SA Seats Tulsiani as Vice-Chair After Delayed Election



Newly elected vice-chair Divya Tulsiani and chairman Nick Chin. (Photo Credit: Richel Boroh / The ASP).

By Meghan Brink | October 18, 2021


A vice-chair was finally elected by the Student Association Senate during a special session last Wednesday, a necessary first step towards providing student clubs access to funding held up by several election delays and personal hostilities in student government.


First-year Senator Divya Tulsiani scored 68% of the vote over her opponent Senator Brianna Ortiz.


During the debate before voting, Tulsiani remarked that she believes she will bring a new perspective into the Senate as a first-year senator. She also noted her pride in being the second woman of color to hold this position in SA history.


“It is an absolute honor and a privilege to be able to serve in this role,” said Tulsiani. “The Senate has been stalled far too long, and we owe it to our students and student groups as well as to each other to push our advocacy forward and make up for lost time.”


To move SA forward, a special session will be held tomorrow in the Campus Center Ballroom to approve committees. Once committees are formed, student clubs will finally be able to request funding through the appropriations committee.

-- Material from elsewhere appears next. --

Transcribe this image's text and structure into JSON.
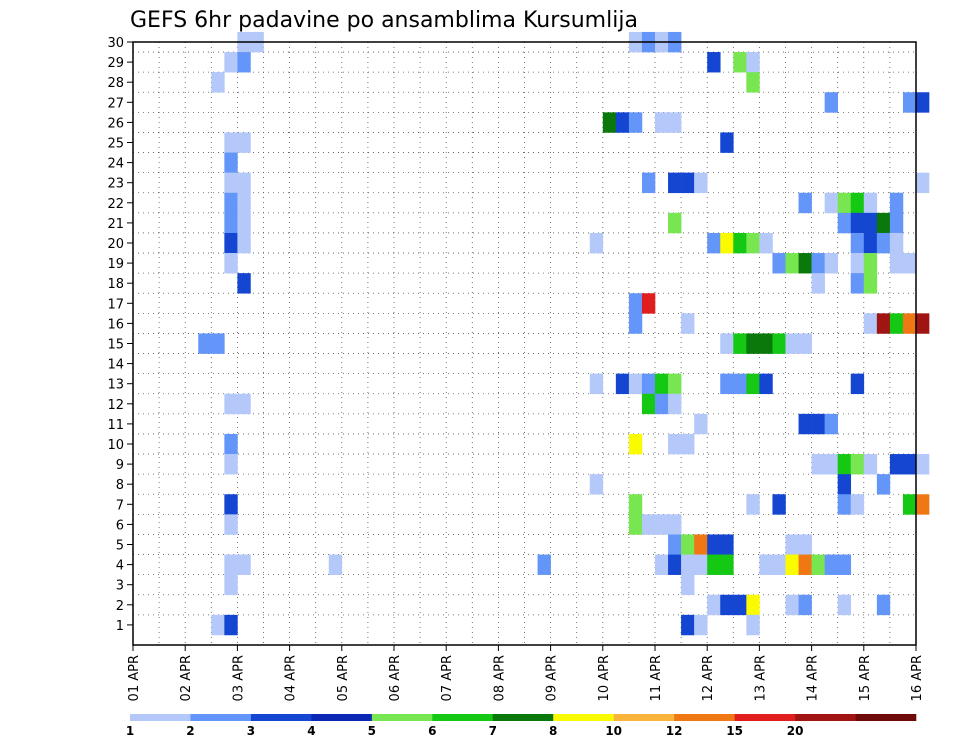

The Senate will also be reviewing legislation put on hold due to the vice-chair elections that took two weeks to formally complete.


Comptroller Molly Donelan, before the election, reminded the Senators of their important responsibility to be accountable to the student population, citing the hostile environment developed in the student government that has prevented progression.


“It has been a hard couple of weeks. No vice-chair. No appropriations committee,” said Donelan. “People come here expecting action, but they see people yelling over each other, debating on whether to debate. Accusing each other of felonies. You need to get it together.”


Several members of SA have confirmed with the ASP that they have experienced bullying and hostile behavior from others in the student government, which has made working in SA feel unwelcome and intimidating.


Many students are also beginning to question the legitimacy of SA as the body becomes more unproductive by failing to meet the current monetary needs of student organizations.


Donelan continued, “Last election we voted on the student activity fee. We came really close to not having one. Nearly 47% of students voted no. Why? Because they think they don’t have access to the money we hold. We have over 130,000 dollars being held hostage because of this Senate.”